You have to actually KNOW what all sides are saying if you’re going to have an opinion on it. Even if some of those views are deemed unpalatable by some, you still need to hear them - and preferably unfiltered.
Now if you’re reading this in New Zealand, then you will probably be well aware of the recent visit by British activist Posie Parker which sparked so much online unrest and media coverage.
Even before Parker arrived - when she was on an Australian tour which ignited the interest here - it was intriguing to see what could be seen as “accepted” biases in some of the coverage, which then continued during and after her aborted visit.
For example, what does an April 1 headline call Posie Parker?
So right from the outset, the reader is being TOLD four things - she’s controversial, she’s British, she’s anti-transgender, and she’s an activist.

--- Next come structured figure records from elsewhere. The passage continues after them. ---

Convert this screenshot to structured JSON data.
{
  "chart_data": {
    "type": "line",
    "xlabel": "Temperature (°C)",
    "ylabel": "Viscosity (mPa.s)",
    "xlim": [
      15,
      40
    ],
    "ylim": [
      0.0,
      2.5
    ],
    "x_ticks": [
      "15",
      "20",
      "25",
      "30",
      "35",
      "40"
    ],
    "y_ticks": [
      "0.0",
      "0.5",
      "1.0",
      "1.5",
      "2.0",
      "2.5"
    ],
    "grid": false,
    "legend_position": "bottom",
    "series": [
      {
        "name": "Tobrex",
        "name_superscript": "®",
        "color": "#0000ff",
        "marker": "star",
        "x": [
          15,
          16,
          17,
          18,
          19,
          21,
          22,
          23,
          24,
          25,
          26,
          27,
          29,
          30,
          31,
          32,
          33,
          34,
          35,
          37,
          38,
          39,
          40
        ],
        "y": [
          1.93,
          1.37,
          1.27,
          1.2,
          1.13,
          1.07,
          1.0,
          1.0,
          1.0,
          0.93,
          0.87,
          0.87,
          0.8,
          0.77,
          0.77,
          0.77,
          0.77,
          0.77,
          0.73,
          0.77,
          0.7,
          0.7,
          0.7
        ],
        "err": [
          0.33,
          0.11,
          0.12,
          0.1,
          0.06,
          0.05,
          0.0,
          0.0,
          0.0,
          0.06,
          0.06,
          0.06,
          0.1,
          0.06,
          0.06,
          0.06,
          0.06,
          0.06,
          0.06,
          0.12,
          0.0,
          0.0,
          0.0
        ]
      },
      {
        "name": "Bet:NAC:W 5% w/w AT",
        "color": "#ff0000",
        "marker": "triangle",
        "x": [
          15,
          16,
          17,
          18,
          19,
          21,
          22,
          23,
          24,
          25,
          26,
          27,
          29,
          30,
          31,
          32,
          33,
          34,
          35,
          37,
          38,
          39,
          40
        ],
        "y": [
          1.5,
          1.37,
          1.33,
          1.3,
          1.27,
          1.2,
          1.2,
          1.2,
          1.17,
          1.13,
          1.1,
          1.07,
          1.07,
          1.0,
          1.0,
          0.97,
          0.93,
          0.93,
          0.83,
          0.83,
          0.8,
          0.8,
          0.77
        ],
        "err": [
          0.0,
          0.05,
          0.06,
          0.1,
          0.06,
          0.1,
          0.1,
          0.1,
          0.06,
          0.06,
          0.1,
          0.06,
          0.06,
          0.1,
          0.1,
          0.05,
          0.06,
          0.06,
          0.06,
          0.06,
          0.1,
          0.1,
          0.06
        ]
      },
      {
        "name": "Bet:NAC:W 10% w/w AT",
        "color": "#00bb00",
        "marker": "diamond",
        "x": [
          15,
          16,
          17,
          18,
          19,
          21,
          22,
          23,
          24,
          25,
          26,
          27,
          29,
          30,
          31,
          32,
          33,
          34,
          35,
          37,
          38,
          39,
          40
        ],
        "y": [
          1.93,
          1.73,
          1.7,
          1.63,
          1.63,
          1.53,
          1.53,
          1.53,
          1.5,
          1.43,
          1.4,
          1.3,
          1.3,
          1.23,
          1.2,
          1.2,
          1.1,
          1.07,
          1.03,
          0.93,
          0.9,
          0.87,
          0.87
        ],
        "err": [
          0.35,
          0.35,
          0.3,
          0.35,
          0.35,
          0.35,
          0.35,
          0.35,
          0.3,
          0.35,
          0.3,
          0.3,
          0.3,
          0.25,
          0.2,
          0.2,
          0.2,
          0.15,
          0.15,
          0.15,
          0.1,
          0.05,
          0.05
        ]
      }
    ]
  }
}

Three of those are true (controversial, British, activist) but I can’t actually find anything in the article which confirms the fourth. There are references from others to her “repugnant” and “inflammatory, vile and incorrect worldviews” - but nothing of what the activist herself has said.

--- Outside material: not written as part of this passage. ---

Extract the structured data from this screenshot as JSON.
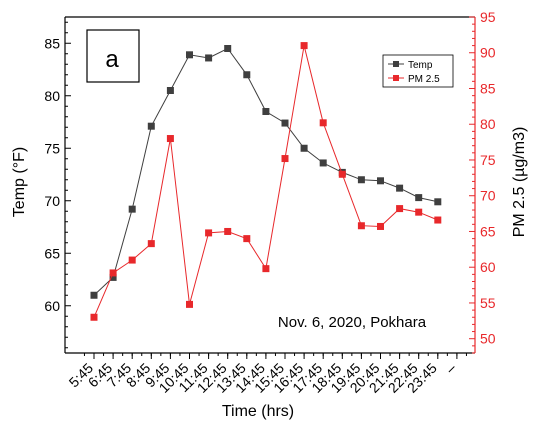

That, to me, is an example of an “accepted” bias. In other words, it has become publicly “accepted” that she is anti-transgender so the burden of proof has been diminished. She can be called that in a newspaper headline (which don’t forget influences a lot of people) and it is now considered a fact.
Let me be clear - I’m passing NO judgement either way on Posie Parker herself. Like most people in New Zealand, I hadn’t even heard of her before news of her pending arrival to these shores.
But if I’m going to be told about someone who is headlined as a “controversial British anti-transgender activist”, then shouldn’t I also be told what apparently makes her those things? I did read a few ‘who is Posie Parker’-type explainer articles, but again the detail was thin. She opposed certain laws, she claimed to be pro-woman, her rally in Melbourne had attracted people doing Nazi salutes - but there was little actual information on the words she’d said and why they’d been deemed anti-transgender.
Wanting to know what she has said and believes doesn’t equate to agreeing or sympathising with her, and a media outlet publishing what she has said doesn’t make them complicit with her agenda.
If we just deal in facts and information, without prejudice, people will be better informed for it. They’ll still disagree on things - because they’re human - but they will have been given the information to come to their own conclusions.
Perhaps that is what ‘balanced journalism’ looks like. Journalism without agenda.